Venezuela hat mit General Electric eine Vereinbarung zur Modernisierung seines Stromnetzes getroffen, das seit Jahren unter häufigen Stromausfällen leidet. Die Ankündigung erfolgte am Montag durch Interimspräsidentin Delcy Rodríguez bei einer Zeremonie im Präsidentenpalast in Caracas.
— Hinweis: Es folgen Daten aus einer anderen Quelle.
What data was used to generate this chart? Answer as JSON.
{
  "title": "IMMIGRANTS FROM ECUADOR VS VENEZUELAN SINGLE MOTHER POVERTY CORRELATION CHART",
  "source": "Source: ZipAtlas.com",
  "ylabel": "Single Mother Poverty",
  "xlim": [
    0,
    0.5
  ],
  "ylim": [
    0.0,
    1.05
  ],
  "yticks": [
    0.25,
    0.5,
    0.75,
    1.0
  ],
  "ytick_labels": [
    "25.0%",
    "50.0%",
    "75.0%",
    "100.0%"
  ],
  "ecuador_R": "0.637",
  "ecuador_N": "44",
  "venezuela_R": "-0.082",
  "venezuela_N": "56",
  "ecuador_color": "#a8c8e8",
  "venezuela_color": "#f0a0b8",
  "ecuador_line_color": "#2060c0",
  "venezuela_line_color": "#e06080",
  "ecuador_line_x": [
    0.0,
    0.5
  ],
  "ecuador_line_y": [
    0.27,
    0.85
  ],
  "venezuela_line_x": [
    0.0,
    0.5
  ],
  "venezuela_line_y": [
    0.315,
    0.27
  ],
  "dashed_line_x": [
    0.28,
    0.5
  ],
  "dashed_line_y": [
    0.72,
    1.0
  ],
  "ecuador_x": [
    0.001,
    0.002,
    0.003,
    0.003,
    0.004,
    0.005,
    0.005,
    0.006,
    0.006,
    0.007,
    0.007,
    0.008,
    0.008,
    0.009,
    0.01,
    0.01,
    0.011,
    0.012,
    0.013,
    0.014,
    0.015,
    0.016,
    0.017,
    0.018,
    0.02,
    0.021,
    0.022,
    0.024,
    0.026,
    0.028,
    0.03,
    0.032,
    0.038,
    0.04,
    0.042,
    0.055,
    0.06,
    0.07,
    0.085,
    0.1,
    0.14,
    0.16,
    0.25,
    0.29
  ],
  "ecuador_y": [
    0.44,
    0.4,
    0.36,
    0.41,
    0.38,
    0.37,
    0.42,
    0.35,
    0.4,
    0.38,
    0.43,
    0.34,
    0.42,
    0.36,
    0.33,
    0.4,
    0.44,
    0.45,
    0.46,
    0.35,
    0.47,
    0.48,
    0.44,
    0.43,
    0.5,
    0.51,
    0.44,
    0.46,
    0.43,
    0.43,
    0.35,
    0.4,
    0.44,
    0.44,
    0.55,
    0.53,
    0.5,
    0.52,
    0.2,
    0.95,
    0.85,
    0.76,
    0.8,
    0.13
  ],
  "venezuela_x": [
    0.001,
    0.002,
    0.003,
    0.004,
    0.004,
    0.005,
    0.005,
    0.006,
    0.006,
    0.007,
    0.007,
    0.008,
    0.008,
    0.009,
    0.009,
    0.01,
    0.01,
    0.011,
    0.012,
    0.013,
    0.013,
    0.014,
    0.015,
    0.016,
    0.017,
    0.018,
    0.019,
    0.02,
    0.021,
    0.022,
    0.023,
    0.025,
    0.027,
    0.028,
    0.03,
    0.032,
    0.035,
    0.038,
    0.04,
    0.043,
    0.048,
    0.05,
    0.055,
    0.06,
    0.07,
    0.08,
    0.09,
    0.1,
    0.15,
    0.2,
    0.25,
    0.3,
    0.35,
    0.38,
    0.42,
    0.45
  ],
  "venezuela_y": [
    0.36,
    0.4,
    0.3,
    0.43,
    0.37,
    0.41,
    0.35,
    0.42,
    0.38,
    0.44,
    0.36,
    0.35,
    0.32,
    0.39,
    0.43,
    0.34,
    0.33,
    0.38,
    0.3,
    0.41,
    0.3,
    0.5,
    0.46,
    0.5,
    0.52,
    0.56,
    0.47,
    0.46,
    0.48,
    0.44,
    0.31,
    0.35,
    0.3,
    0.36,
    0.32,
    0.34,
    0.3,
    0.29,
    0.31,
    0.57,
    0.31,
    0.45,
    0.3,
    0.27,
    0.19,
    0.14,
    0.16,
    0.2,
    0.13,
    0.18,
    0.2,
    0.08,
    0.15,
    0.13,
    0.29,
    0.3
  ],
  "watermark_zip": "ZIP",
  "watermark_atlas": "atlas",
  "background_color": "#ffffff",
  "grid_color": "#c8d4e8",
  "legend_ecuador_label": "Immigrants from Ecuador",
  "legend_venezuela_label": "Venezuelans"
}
Laut venezolanischen Behörden soll diese Partnerschaft in den ersten zwei Jahren die Wiederherstellung einer elektrischen Kapazität von 1.000 Megawatt ermöglichen. Die Regierung hofft, diesen Zuwachs innerhalb von vier Jahren auf über 5.000 Megawatt zu steigern. Der Bedarf ist enorm, da das Land derzeit etwa 12.000 Megawatt produziert, während der tägliche Verbrauch auf fast 14.000 Megawatt geschätzt wird.
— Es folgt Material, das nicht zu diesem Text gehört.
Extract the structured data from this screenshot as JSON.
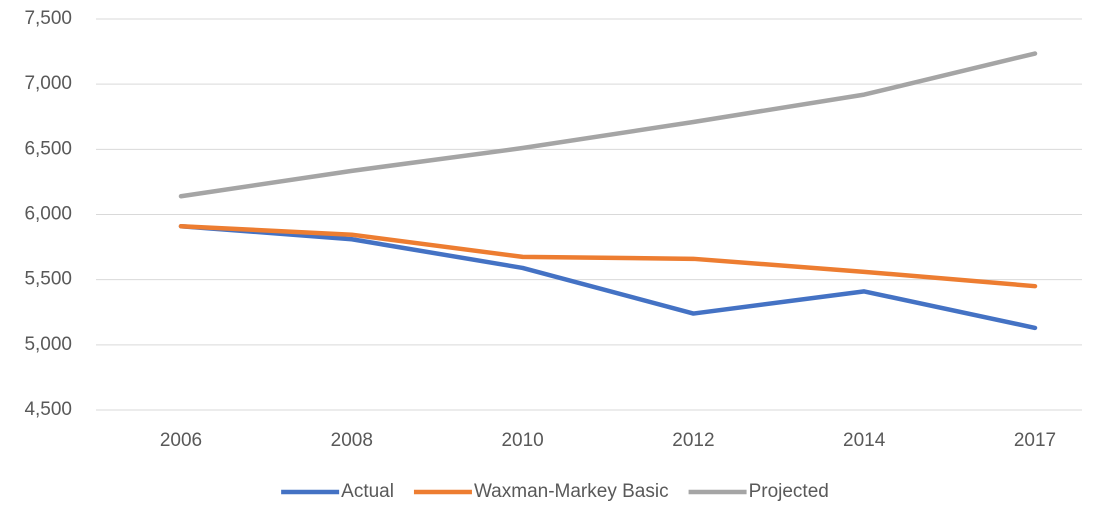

Eine große Herausforderung für die wirtschaftliche Erholung
Die Vereinbarung erfolgt im Zuge der fortlaufenden Umstrukturierung des Energiesektors in Caracas. Die Behörden betrachten die Modernisierung des Stromnetzes als unerlässliche Voraussetzung für die Wiederaufnahme mehrerer strategischer Wirtschaftszweige, insbesondere der Ölindustrie, einer tragenden Säule der nationalen Wirtschaft.
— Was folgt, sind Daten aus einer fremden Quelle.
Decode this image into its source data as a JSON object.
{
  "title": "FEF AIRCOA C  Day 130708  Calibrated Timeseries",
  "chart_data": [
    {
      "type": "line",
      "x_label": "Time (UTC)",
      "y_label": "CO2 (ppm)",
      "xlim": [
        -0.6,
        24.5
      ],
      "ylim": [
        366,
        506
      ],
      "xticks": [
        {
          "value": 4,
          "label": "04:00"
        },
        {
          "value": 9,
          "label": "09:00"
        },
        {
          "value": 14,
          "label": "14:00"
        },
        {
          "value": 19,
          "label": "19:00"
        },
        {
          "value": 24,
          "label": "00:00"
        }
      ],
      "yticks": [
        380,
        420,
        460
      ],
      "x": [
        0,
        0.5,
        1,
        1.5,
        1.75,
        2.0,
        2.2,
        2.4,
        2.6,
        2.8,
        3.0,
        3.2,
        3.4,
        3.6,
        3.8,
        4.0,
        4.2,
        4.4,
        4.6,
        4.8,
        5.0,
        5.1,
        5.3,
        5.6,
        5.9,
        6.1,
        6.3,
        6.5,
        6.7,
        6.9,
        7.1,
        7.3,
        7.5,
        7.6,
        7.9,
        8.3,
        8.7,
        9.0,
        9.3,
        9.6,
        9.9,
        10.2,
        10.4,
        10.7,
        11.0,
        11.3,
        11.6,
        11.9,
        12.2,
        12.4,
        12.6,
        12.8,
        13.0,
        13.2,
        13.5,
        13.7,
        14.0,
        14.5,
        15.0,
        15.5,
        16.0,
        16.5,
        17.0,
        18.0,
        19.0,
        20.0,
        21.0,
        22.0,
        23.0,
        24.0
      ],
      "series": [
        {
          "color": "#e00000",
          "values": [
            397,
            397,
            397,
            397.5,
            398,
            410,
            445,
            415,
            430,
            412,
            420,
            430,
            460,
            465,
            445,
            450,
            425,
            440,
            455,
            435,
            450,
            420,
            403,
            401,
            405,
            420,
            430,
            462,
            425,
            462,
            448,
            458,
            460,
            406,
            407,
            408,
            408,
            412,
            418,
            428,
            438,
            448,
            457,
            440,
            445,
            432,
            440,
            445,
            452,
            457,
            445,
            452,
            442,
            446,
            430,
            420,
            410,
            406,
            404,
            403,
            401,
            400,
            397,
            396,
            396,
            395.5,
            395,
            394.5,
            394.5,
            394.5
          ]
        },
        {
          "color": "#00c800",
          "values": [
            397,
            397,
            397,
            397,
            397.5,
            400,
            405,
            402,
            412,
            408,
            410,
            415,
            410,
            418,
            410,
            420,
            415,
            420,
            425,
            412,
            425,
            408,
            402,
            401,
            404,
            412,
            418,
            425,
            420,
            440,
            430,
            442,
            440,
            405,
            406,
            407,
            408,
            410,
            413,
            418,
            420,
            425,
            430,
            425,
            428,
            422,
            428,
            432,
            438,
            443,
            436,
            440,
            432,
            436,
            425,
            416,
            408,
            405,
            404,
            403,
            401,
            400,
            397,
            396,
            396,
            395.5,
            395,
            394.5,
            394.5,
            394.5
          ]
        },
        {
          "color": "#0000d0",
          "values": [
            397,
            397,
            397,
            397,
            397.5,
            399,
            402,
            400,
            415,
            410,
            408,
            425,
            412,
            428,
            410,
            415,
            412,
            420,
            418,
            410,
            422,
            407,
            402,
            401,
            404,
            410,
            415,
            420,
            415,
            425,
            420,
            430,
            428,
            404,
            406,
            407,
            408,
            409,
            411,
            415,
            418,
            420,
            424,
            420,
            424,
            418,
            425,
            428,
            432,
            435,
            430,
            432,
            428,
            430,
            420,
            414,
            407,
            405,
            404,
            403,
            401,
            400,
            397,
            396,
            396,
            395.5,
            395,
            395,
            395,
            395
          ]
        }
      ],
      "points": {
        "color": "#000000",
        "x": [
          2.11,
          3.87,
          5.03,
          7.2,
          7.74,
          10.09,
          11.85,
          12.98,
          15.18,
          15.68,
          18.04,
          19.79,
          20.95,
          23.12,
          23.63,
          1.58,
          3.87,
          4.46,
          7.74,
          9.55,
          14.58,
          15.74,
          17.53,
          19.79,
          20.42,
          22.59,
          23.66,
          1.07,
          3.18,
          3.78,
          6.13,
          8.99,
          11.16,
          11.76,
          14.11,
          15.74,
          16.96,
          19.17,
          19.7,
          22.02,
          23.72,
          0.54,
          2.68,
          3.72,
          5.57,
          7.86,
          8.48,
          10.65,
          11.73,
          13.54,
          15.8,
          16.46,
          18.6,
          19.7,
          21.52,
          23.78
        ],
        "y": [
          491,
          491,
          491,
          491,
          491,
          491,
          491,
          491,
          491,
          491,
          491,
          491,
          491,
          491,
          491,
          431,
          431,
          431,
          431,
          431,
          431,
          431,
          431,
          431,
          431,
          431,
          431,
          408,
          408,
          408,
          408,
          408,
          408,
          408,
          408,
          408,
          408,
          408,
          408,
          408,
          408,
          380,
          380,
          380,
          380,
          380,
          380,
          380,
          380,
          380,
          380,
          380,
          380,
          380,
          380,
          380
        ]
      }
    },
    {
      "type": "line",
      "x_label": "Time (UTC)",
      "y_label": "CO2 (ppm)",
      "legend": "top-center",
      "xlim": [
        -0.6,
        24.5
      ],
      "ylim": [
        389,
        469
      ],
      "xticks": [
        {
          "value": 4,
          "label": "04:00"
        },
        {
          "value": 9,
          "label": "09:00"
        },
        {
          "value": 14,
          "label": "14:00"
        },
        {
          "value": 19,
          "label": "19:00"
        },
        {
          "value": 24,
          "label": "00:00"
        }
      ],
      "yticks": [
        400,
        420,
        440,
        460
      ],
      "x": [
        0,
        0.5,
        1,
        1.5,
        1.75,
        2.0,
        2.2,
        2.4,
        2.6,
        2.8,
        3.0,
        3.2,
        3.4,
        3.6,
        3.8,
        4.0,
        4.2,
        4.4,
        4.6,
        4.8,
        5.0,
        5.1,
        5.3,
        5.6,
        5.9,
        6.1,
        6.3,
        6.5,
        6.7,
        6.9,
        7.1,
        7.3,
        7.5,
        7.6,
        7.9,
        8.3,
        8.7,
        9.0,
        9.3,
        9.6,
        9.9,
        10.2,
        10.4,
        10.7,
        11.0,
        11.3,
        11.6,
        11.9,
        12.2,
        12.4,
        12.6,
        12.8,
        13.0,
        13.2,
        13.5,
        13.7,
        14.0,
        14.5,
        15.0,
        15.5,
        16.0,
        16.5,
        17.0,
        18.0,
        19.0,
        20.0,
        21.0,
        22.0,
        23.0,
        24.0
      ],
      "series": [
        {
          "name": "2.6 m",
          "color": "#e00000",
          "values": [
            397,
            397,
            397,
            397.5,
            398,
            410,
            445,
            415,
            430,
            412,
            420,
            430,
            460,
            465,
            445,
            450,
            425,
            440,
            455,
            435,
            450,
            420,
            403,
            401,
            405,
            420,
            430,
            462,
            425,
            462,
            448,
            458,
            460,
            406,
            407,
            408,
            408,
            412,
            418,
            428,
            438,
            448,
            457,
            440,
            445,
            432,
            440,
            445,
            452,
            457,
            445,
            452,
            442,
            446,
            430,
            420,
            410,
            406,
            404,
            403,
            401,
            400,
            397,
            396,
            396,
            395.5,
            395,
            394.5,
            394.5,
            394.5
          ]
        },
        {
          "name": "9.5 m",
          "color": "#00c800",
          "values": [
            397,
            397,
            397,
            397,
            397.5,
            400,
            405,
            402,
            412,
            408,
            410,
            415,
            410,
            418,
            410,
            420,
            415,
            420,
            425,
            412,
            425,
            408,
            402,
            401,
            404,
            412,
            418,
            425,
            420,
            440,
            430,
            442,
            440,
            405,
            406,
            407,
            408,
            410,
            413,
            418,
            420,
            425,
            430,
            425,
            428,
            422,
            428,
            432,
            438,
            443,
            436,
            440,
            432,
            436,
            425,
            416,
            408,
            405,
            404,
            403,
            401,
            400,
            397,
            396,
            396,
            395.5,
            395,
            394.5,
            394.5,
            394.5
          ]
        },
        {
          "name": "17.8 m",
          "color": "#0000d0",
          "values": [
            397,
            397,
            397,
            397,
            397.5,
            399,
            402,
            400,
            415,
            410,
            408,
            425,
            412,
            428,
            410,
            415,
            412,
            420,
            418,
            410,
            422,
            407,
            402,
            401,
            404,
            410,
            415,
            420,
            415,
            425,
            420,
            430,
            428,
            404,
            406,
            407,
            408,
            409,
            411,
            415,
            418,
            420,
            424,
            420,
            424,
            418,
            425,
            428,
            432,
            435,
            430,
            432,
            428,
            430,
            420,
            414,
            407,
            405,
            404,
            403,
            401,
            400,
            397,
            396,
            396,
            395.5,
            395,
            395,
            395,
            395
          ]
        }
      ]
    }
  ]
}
Delcy Rodríguez bezeichnete die Partnerschaft als „historischen Schritt“. Über mehrere Wochen hinweg führten Teams von General Electric eine umfassende Bewertung des venezolanischen Stromnetzes durch, einschließlich der Wasserkraft- und Wärmekraftwerke. Diese Expertise bildet nun die Grundlage für die Modernisierungsmaßnahmen.